# Defensive Back Domination
### NFL Big Data Bowl 2021 - Submission by Katherine Lordi 

# Project Outcomes: Evaluating Defensive Back Domination ‚ùåüèà

When do Defensive Backs (DB) have a dominating presence on the field? The DB Position Group includes Safeties (S, FS, SS) and Cornerbacks (CB). DBs dominate when they effectively shut down their Receivers, cause an incomplete pass, turnover, intercept the ball, etc. For example, see[ this video](https://www.youtube.com/watch?v=tcFi07b12jY) to hear former Philadelphia Eagles Safety Malcolm Jenkins break down some tactics that make for a successful Safety.

Here is a summary of my project's outcomes for evaluating Defensive Back (DB) Domination for the [NFL Data Bowl 2021](https://www.kaggle.com/c/nfl-big-data-bowl-2021/overview) and [data provided](https://www.kaggle.com/c/nfl-big-data-bowl-2021/data) on drop-back pass plays for the 2018 Regular Season. See full code solution on Github [here](https://github.com/klordi/lordi_nfl_big_data_bowl_2021). 

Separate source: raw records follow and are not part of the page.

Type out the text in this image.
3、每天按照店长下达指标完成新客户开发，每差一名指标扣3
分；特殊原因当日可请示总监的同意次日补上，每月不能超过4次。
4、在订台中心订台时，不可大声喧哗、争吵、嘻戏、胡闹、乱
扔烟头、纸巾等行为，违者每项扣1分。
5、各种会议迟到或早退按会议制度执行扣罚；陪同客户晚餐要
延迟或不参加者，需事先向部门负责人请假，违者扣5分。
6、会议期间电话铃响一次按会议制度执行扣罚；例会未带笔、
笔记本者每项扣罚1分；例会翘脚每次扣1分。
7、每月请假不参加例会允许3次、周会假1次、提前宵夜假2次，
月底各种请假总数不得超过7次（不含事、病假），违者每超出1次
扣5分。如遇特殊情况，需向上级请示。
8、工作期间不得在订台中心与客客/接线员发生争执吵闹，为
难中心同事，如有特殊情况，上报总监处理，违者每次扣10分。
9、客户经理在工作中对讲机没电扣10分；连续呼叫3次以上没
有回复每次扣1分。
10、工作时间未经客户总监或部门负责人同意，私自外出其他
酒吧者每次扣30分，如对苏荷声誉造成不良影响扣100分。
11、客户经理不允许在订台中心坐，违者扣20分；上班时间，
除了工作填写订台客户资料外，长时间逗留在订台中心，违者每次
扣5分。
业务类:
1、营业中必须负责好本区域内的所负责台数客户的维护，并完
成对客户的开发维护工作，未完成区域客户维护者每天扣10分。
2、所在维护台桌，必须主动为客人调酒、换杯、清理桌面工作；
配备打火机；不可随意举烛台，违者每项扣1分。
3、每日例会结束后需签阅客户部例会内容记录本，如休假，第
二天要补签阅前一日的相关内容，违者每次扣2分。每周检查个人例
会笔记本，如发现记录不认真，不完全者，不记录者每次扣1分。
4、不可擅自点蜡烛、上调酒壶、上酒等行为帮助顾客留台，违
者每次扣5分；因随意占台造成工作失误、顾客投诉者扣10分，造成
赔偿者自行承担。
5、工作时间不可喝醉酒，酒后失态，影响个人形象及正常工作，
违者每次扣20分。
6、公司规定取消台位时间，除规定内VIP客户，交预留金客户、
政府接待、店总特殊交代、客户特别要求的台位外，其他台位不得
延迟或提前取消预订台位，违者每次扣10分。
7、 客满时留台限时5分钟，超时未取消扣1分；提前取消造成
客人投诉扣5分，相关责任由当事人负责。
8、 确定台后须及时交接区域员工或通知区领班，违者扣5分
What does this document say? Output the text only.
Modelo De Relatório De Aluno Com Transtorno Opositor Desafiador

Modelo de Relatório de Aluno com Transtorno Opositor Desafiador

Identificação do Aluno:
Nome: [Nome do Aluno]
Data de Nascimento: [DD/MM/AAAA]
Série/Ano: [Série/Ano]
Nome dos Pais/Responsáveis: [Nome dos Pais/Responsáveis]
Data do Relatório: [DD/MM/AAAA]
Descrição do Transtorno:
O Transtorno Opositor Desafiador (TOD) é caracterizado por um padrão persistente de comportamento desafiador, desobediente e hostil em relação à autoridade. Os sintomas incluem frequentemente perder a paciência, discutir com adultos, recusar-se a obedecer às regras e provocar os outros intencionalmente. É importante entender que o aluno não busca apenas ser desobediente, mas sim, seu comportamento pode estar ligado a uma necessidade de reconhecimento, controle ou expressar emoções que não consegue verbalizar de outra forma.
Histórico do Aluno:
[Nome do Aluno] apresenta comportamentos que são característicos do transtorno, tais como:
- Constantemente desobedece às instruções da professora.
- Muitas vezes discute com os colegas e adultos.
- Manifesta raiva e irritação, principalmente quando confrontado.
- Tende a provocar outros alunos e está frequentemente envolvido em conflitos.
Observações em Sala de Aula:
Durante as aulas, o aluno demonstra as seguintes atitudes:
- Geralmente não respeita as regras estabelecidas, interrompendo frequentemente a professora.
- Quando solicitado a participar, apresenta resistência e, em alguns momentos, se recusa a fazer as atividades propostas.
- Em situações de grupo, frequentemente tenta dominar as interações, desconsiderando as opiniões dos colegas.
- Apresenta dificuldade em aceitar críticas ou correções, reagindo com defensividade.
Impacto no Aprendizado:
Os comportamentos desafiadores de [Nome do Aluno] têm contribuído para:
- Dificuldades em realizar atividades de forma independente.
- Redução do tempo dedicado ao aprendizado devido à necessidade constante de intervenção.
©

### Figure 1. Summary of Project Outcomes: Evaluating Defensive Back Domination  

In [None]:
from IPython.display import Image
Image("../input/overview-main1/NFL Data Bowl 2021 Outcomes Overview (8).png")

# Introduction

There are two ways to win a football game. 1) Score more points than your opponent üèàüèà or 2) Stop them from scoring more points than you ‚ùåüèà. "[Defense wins champions](https://www.forbes.com/sites/briangoff/2019/01/14/defense-wins-championships-in-the-nfl-fact-or-folklore/?sh=6569c6786053)." While working on the [2021 Big Data Bowl](https://www.kaggle.com/c/nfl-big-data-bowl-2021/overview) and the focus on analyzing defense on pass plays with no linemen info included, I kept a shorter, focused question on evaluating Defensive Backs (DB) who cover the pass in mind.

## How can analyzing [NFL game, play and tracking data](https://www.kaggle.com/c/nfl-big-data-bowl-2021/data) of all drop-back pass plays from the 2018 Regular Season help the league assess DB Performance and teams improve their DB's performance? 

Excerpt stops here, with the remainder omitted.